The books were all SHIELD-approved, the radio vintage. It was all very fake.
Steve stowed away his electronics, encrypted his laptop a little more.
He thought it was better.
T: steve amuse me quick i’m dying
S: let me guess, board meeting?
T: more like BORED MEETING AMIRITE
S: you are terrible
T: seriously pep wont let me leave its the worst
S: I think you’ll survive
T: what are you doing
S: just came back from a run, was going to watch a documentary on the Dust Bowl
T: ken burns? rock on
S: I only read about what was happening in the papers, it’ll be interesting to see how accurate the reporting was
T: r u going to become a secret history nerd
T: r u going to start writing letters to historians correcting them on their shit
T: if so, i support you
S: that may draw more attention than is probably safe
T: who cares
T: shine bright like a diamond cap
S: I don’t understand that reference
Natasha remained invaluable. “Heard you saw Stark. I would’ve bought you more time with him if I’d known.”

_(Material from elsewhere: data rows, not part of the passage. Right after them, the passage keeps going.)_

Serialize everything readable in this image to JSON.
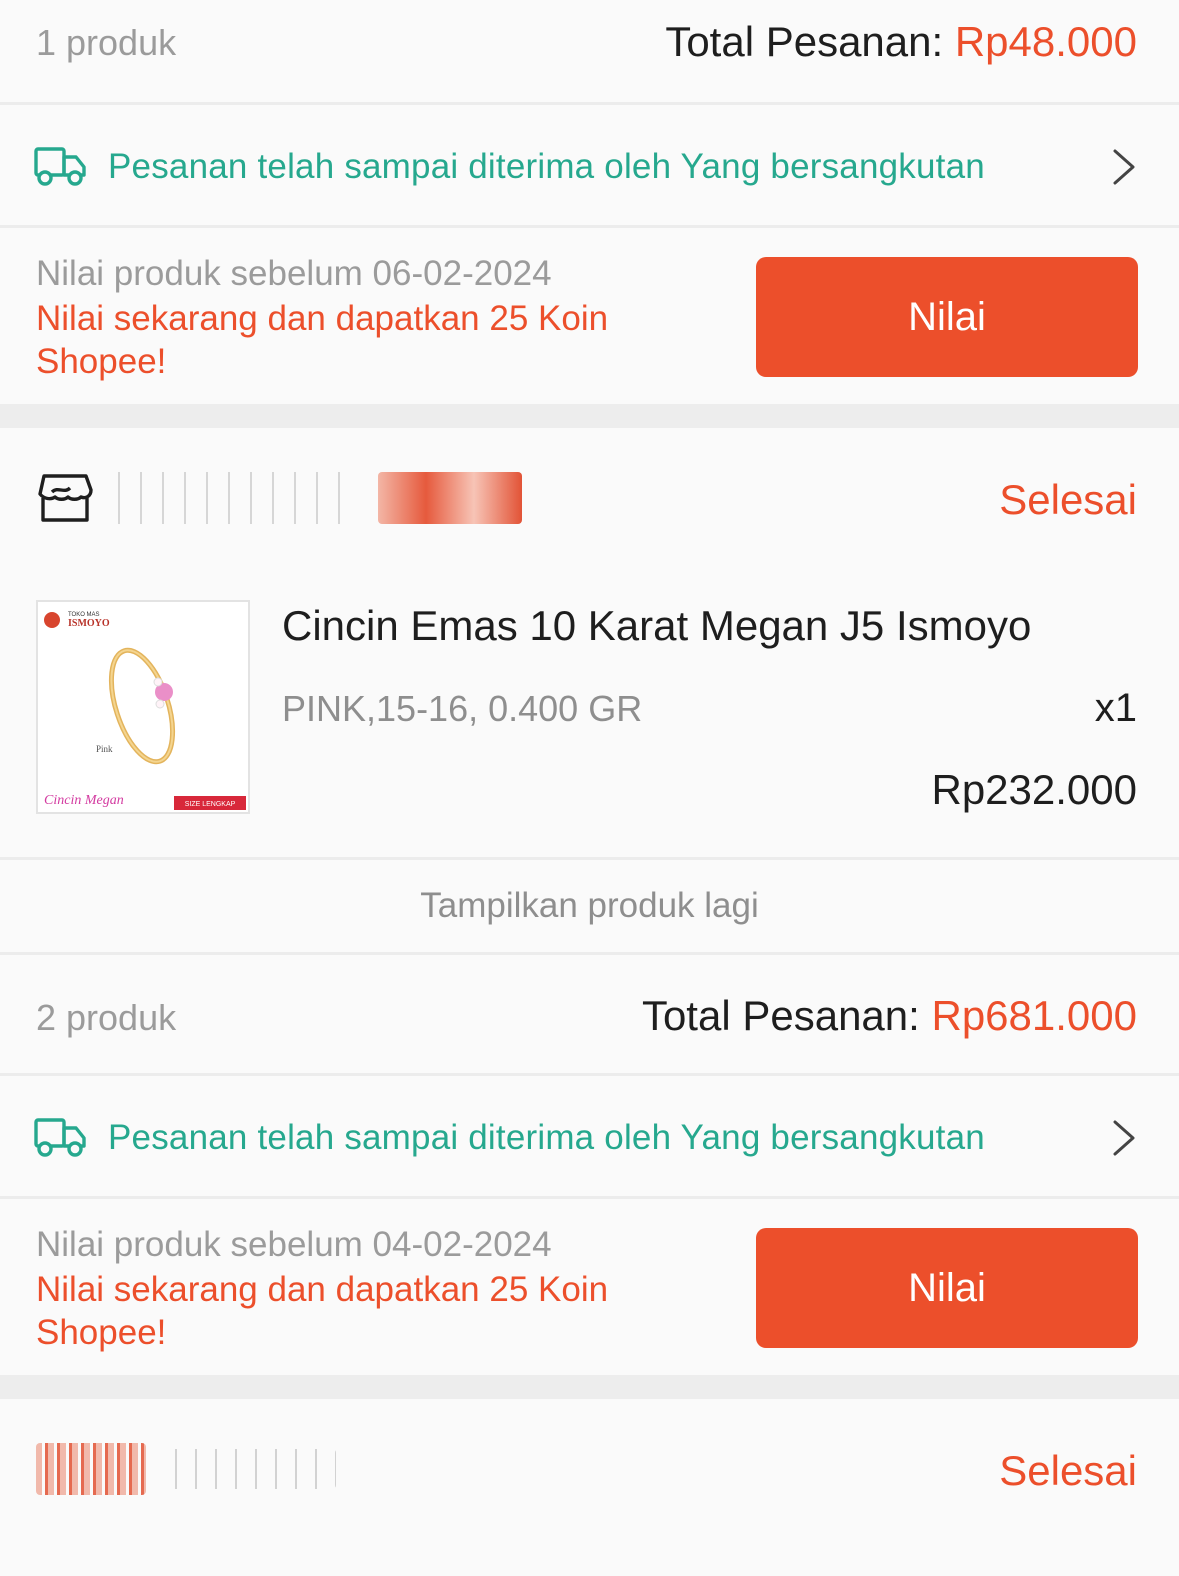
{
  "orders": [
    {
      "summary": {
        "count": "1 produk",
        "total_label": "Total Pesanan: ",
        "total_amount": "Rp48.000"
      },
      "shipping": {
        "text": "Pesanan telah sampai diterima oleh Yang bersangkutan"
      },
      "rating": {
        "deadline": "Nilai produk sebelum 06-02-2024",
        "promo": "Nilai sekarang dan dapatkan 25 Koin Shopee!",
        "button_label": "Nilai"
      }
    },
    {
      "shop": {
        "status": "Selesai"
      },
      "product": {
        "title": "Cincin Emas 10 Karat Megan J5 Ismoyo",
        "variant": "PINK,15-16, 0.400 GR",
        "qty": "x1",
        "price": "Rp232.000",
        "thumb": {
          "brand_top": "TOKO MAS",
          "brand": "ISMOYO",
          "color_label": "Pink",
          "script": "Cincin Megan",
          "badge": "SIZE LENGKAP"
        }
      },
      "show_more": "Tampilkan produk lagi",
      "summary": {
        "count": "2 produk",
        "total_label": "Total Pesanan: ",
        "total_amount": "Rp681.000"
      },
      "shipping": {
        "text": "Pesanan telah sampai diterima oleh Yang bersangkutan"
      },
      "rating": {
        "deadline": "Nilai produk sebelum 04-02-2024",
        "promo": "Nilai sekarang dan dapatkan 25 Koin Shopee!",
        "button_label": "Nilai"
      }
    },
    {
      "shop": {
        "status": "Selesai"
      }
    }
  ],
  "colors": {
    "accent": "#ec4f2b",
    "shipping": "#26a88e",
    "muted": "#9b9b9b",
    "text": "#1e1e1e"
  },
  "icons": {
    "shipping": "truck-icon",
    "chevron": "chevron-right-icon",
    "shop": "store-icon"
  }
}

“That you actually liked him. The whole ‘helpful’ thing was a clue, but you never know. Anyway, I’m glad you went out, because I try to generally stay clear of him—I stabbed him with a syringe last time we worked together and he’s still bitter, even though it kept him alive for long enough to save himself,” she said, unwrapping athletic tape from her knuckles. “I try to be accommodating when I’m without outside instructions. Besides, I like him best in small doses.”
Steve stretched his neck and felt out where a bruise was fading on his jaw—Natasha had gotten him with a solid right hook. “Was that the expo incident?”
“Yup,” she said. “So how was it, seeing him again?”
“It was good,” Steve said. “Different. The future felt…more real, somehow, after talking to him.”
She looked at him carefully. “I get that. Though you know Stark lives in a bit of a bubble too, right?”
“I’ve noticed,” Steve said dryly. “The giant tower was a tip-off.”
“I’m surprised he’s in there, what with it mostly half-finished.”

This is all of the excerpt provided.